Human Nutrition 101 has always told us that dietary protein is essential for health and wellness. Dietary proteins provide amino acids, the building blocks of structural and functional compounds we need to live healthy and active lives.
In particular, dietary proteins provide essential amino acids (key amino acids that the body cannot make on its own and must get from the diet), along with the other non-essential amino acids. So the question is: How do people get appropriate amounts of these amino acids for optimal health and wellness through consumption of food?
The Food and Nutrition Board’s Recommended Dietary Allowance for protein per day ranges from nine to 19 grams protein per day (for infants up to age four), 34 to 56 grams protein per day (nine to 70 years) and 71 grams protein per day (during pregnancy and lactation).
Minimum requirements are just that
A growing body of evidence has made many health professionals believe that these daily allowances are only minimum requirements. They believe that doubling the RDA for protein intake is a safe and a good range to aim for optimal health and wellness reasons. This would translate to more than 100 grams of protein each day for some adults. These higher protein levels are thought to be beneficial to reduce age-related muscle decline, enhance muscle mass and strength (energy) in young and older adults or lead to a more lean physique.
Protein consumption at these higher levels are well within the Acceptable Macronutrient Distribution Range for protein (10% to 35% of calories for adults, or about 50 to 175 grams protein per day for people consuming 2,000 kcals per day). The AMDR provides a framework to optimize protein consumption for individuals at various stages of life and health.
More recently, some studies suggest that eating protein more evenly over the course of the day (for example, 20 to 35 grams at breakfast, at lunch and at dinner) is better than our current practices. Typically, we eat the least amount of protein at breakfast and the largest amount (50 grams or more) at dinner.
Protein quality matters!
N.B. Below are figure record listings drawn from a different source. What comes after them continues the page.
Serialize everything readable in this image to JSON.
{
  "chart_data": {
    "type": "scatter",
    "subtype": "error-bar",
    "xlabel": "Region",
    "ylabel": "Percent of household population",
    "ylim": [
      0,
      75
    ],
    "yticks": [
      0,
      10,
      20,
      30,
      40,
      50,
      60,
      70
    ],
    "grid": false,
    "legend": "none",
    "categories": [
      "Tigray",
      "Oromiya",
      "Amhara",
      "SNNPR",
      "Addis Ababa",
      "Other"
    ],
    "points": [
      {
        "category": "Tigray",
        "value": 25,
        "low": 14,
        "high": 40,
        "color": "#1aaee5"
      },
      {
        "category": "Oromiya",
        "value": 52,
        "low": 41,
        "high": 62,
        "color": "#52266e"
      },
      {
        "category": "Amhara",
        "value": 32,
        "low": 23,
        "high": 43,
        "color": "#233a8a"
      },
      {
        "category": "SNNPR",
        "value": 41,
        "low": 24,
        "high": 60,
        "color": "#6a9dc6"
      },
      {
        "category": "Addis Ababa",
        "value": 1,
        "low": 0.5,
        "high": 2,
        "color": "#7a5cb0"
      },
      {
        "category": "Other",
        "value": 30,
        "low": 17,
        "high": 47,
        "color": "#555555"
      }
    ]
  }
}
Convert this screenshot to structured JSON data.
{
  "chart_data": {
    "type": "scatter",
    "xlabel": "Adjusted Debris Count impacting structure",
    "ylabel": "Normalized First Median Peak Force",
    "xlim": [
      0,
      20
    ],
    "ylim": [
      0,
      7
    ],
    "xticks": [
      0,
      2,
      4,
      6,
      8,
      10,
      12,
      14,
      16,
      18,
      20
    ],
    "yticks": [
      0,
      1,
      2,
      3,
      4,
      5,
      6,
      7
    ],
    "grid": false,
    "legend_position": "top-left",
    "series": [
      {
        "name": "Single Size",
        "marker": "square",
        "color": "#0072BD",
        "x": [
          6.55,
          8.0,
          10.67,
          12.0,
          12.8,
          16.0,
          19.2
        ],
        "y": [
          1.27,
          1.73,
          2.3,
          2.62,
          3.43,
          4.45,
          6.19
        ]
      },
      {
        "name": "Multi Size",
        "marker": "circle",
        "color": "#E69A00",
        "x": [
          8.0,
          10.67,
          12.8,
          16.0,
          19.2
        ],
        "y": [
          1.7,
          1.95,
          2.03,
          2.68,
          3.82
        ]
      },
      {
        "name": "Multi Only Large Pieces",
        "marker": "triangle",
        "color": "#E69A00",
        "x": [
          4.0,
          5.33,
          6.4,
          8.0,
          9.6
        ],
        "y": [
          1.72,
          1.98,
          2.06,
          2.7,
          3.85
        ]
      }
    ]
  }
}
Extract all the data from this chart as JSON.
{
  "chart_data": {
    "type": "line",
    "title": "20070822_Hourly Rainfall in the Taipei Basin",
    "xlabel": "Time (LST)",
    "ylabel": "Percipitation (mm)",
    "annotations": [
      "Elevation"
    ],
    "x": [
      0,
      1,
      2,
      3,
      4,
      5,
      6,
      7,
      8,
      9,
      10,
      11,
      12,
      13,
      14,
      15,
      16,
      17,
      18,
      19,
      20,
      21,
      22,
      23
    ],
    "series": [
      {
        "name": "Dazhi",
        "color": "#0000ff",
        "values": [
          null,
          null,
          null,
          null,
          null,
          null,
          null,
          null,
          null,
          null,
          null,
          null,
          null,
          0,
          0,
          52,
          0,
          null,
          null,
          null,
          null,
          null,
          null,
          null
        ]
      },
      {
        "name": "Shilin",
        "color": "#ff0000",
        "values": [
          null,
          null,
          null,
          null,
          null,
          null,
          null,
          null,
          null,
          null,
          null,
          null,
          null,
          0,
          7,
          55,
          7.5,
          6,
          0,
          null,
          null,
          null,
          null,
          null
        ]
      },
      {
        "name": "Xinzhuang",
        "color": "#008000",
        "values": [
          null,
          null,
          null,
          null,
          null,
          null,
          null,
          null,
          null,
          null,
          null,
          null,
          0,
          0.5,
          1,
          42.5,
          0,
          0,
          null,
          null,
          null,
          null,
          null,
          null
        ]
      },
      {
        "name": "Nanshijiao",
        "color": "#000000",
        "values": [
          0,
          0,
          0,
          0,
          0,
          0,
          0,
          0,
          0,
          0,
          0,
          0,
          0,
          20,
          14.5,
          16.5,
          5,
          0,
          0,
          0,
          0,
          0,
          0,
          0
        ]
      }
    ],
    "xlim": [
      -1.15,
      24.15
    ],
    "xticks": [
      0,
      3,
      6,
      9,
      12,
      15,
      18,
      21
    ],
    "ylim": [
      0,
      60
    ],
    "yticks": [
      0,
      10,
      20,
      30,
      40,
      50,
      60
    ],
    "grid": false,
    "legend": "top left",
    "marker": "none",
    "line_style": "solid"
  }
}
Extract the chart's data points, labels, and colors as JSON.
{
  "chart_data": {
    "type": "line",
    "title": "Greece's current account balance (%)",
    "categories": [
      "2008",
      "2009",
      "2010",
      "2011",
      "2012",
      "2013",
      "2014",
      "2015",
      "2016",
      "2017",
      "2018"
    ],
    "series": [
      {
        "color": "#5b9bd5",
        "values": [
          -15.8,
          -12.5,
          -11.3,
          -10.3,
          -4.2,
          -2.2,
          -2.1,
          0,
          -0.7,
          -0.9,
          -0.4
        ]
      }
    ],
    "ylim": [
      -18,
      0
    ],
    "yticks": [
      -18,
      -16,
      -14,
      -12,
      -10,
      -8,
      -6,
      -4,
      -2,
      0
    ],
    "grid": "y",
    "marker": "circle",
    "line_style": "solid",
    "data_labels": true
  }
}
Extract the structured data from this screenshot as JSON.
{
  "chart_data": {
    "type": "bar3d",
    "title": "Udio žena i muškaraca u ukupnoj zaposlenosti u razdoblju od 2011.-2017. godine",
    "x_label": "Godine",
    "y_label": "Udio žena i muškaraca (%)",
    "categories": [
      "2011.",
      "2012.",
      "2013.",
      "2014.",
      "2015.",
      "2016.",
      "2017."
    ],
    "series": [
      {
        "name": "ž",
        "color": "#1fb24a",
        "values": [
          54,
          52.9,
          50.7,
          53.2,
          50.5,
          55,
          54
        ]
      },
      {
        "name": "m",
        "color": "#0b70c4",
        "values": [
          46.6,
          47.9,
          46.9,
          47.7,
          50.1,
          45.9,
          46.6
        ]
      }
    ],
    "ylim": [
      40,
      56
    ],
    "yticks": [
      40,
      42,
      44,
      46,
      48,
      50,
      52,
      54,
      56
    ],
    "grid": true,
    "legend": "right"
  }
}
First, the amount of essential amino acids is different between different food proteins. Many plant proteins do not contain all the essential amino acids, but dairy is a complete protein. It has all the essential amino acids present.
Proteins from dairy tend to be more completely digested and absorbed so that the body can derive the full benefit of the dietary protein. This means that dairy proteins are higher quality proteins than plant proteins. Additionally, compared to plant proteins, dairy proteins contain a higher proportion of branched chain amino acids (leucine and iso-leucine) that are key for muscle synthesis.
Protein, plus vitamins and minerals
Cultured dairy products are a key source of dietary proteins. They contain high-quality proteins in significant levels and they contain vitamins and minerals. This nutrient package has been associated with a host of health benefits, including bone health, weight management and reduction of risk factors associated with chronic disease (longevity).
Cultured dairy products come in convenient, tasty forms that can be consumed at any time of the day. Perhaps surprisingly, yogurt contributes less than 1% of the total protein in the U.S. diet. But the public is unaware of dairy foods being a source of protein.
Dairy processors could seize this opportunity to educate consumers (and build their businesses at the same time). Consumers will thank you for not having to eat another soy burger or tofu salad again to reach their daily protein consumption goals!
Every time a consumer reaches into the dairy case is a potential teaching moment. Cultured dairy foods like yogurt, Greek yogurt and fermented milk contain high-quality protein in significant amounts (approximately 8 to 20 grams per 8-ounce serving). Educate consumers that a cup of yogurt or fermented milk as a mid-morning snack along with a half-cup of cottage cheese (14 grams of protein) at lunchtime could provide an additional 20 to 35 grams of high-quality protein in a daypart where protein consumption has been fairly low.
Connecting the dots
The take-home message emerging from health professionals is that more dietary protein is likely good for you. The timing of when we eat protein makes a difference. Dairy processors need to connect this information to the fact that not all proteins are created equal. Educate consumers that proteins in dairy foods are of the highest quality. Then help consumers translate this into direct benefits for their health and wellness.
Cultured dairy products are nutrient-dense, inherently healthy and convenient. They can be eaten throughout the day to provide significant amounts of high-quality whey and casein proteins to help anyone, young or old, meet their health-and-wellness goals.
Find attention-getting ways to let consumers know these features and benefits of your cultured dairy foods and beverages. Dairy foods can deliver the promise of greater health and wellness throughout a long and active life.